Nie, chciałem napisać, że ilość lat za kierownicą nie stanowi o rozsądku i umiejętnościach oraz czy ktoś jest urodzonym debilem czy nie. Tak samo jak nie każdy dobrze maluje obrazy, chociaż można się tego nauczyć, to w większości przypadków decydują wrodzone predyspozycje psycho motoryczne.
Jeden będzie się uczył 40 lat malowania obrazów lub prowadzenia pojazdów, a drugi wsiądzie/przysiądzie i po roku będzie lepiej jeździł/malował niż ten pierwszy. Z kolei ten drugi będzie lepiej grał na fujarce.

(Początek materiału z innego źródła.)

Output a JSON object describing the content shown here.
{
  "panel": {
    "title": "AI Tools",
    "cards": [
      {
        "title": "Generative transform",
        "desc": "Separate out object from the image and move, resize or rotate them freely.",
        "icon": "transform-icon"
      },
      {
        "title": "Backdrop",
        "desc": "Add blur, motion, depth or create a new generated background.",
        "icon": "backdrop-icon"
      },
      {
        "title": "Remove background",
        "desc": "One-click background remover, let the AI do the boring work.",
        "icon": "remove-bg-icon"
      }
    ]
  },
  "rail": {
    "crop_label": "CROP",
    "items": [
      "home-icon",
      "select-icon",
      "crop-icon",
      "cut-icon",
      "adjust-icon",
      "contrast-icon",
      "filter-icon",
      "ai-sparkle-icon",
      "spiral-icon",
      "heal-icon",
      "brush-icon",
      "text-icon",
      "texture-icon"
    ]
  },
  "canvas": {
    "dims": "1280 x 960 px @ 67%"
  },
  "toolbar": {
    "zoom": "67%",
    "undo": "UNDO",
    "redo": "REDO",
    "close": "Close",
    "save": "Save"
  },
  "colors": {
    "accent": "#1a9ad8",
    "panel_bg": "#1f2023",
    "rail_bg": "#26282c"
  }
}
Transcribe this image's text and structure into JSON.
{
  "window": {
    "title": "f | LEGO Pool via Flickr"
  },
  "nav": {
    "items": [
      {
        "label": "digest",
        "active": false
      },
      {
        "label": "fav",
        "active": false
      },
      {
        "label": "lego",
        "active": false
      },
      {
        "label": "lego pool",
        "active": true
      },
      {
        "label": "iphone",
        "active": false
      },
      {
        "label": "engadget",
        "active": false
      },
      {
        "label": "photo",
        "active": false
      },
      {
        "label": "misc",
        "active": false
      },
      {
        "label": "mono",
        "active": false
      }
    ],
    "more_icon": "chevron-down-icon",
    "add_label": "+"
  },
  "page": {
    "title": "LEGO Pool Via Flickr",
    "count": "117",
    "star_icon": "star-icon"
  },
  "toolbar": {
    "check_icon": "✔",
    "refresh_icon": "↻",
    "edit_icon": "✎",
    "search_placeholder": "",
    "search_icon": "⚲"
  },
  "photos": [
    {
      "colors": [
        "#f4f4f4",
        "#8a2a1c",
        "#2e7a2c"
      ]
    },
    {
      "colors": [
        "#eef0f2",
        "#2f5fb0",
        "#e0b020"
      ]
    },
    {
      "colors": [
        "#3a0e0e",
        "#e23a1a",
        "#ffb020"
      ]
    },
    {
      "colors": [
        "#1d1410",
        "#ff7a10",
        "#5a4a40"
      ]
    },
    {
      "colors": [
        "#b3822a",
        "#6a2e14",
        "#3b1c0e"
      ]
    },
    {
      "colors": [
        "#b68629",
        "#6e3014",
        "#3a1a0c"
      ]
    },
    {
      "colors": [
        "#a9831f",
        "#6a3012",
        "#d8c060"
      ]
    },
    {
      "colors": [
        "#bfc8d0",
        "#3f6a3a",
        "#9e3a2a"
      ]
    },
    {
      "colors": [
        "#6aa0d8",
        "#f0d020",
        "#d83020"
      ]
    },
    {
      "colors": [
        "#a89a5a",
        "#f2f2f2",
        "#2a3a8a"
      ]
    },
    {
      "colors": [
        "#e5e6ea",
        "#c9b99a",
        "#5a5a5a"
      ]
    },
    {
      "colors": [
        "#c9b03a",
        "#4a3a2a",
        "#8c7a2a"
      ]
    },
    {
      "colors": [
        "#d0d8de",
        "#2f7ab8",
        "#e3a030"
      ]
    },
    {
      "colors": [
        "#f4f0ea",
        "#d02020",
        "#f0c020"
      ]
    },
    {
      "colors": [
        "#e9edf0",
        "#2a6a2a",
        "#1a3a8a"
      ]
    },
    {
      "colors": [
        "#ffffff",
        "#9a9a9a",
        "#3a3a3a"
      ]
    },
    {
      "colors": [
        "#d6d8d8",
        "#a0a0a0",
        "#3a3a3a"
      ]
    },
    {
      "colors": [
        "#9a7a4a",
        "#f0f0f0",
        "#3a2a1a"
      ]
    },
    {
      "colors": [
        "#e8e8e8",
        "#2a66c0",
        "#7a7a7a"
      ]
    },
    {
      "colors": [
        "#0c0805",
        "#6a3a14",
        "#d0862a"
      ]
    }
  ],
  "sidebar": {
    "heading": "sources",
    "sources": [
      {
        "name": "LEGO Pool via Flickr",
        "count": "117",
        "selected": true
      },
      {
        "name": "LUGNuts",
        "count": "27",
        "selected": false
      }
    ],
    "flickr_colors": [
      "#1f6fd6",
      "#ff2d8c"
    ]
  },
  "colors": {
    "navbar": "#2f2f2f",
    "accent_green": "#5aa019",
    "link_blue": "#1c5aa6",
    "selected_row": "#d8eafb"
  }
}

Przypomnę jedynie, że Pan Janusz Kulig był w mojej opinii bardzo dobrym kierowcą, ale zaskoczył go pociąg z powodu słabej widoczności plus błąd człowieka - dróżnika. Nigdy nie wiesz i nie możesz być pewien decyzji i sytuacji na drodze która może zaskoczyć nagle i nie będziesz miał na nią wpływu.

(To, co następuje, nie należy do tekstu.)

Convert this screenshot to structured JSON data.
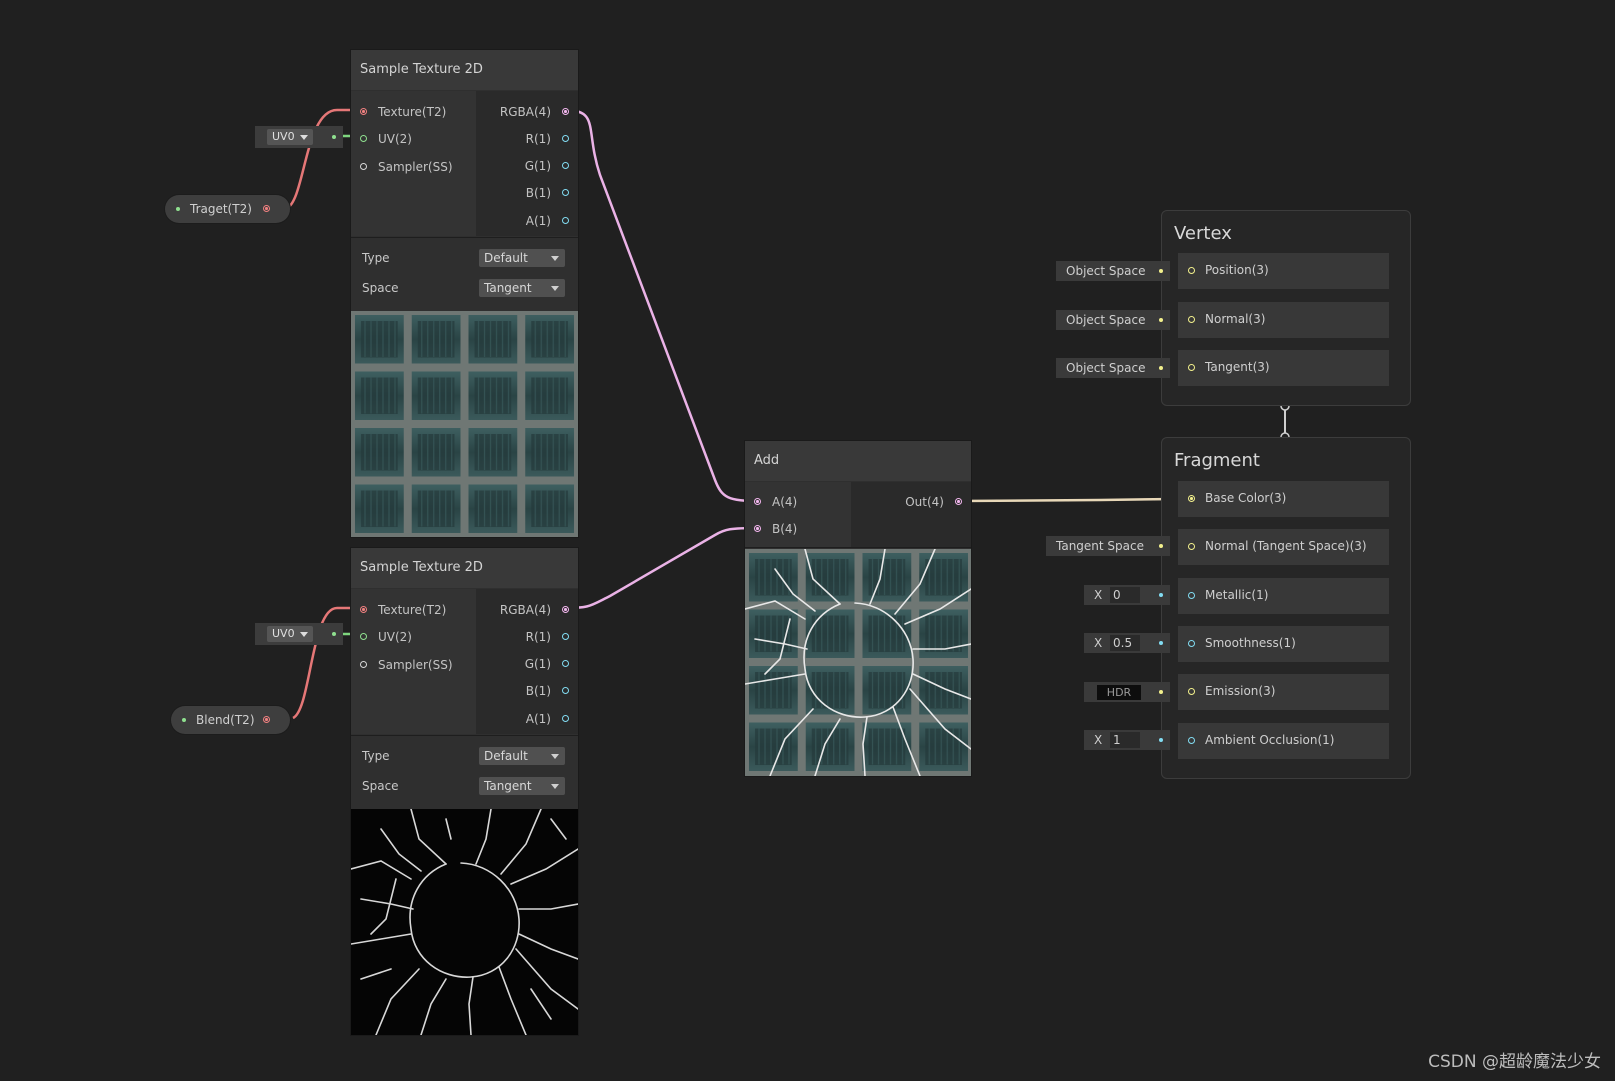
{
  "colors": {
    "background": "#202020",
    "texture_port": "#f08080",
    "uv_port": "#8fe08f",
    "vector4_port": "#f2b6ee",
    "vector1_port": "#82dcf2",
    "vector3_port": "#f2f08c"
  },
  "sample_top": {
    "title": "Sample Texture 2D",
    "inputs": [
      "Texture(T2)",
      "UV(2)",
      "Sampler(SS)"
    ],
    "outputs": [
      "RGBA(4)",
      "R(1)",
      "G(1)",
      "B(1)",
      "A(1)"
    ],
    "type_label": "Type",
    "type_value": "Default",
    "space_label": "Space",
    "space_value": "Tangent",
    "uv_value": "UV0"
  },
  "sample_bottom": {
    "title": "Sample Texture 2D",
    "inputs": [
      "Texture(T2)",
      "UV(2)",
      "Sampler(SS)"
    ],
    "outputs": [
      "RGBA(4)",
      "R(1)",
      "G(1)",
      "B(1)",
      "A(1)"
    ],
    "type_label": "Type",
    "type_value": "Default",
    "space_label": "Space",
    "space_value": "Tangent",
    "uv_value": "UV0"
  },
  "properties": {
    "traget": "Traget(T2)",
    "blend": "Blend(T2)"
  },
  "add_node": {
    "title": "Add",
    "inputs": [
      "A(4)",
      "B(4)"
    ],
    "output": "Out(4)"
  },
  "vertex": {
    "title": "Vertex",
    "blocks": [
      {
        "label": "Position(3)",
        "input": "Object Space"
      },
      {
        "label": "Normal(3)",
        "input": "Object Space"
      },
      {
        "label": "Tangent(3)",
        "input": "Object Space"
      }
    ]
  },
  "fragment": {
    "title": "Fragment",
    "blocks": [
      {
        "label": "Base Color(3)"
      },
      {
        "label": "Normal (Tangent Space)(3)",
        "input": "Tangent Space"
      },
      {
        "label": "Metallic(1)",
        "axis": "X",
        "value": "0"
      },
      {
        "label": "Smoothness(1)",
        "axis": "X",
        "value": "0.5"
      },
      {
        "label": "Emission(3)",
        "value": "HDR"
      },
      {
        "label": "Ambient Occlusion(1)",
        "axis": "X",
        "value": "1"
      }
    ]
  },
  "watermark": "CSDN @超龄魔法少女"
}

Podchodząc w wyidealizowany sposób do swoich umiejętności powołując się na doświadczenie możesz mówić o sobie jako szczęściarz, że jeszcze ostro nie wyrąbałeś w nic. To bardzo uczy pokory.
Doświadczenie? no cóż, bardzo pomocne, tak jak odrobina szczęścia w życiu.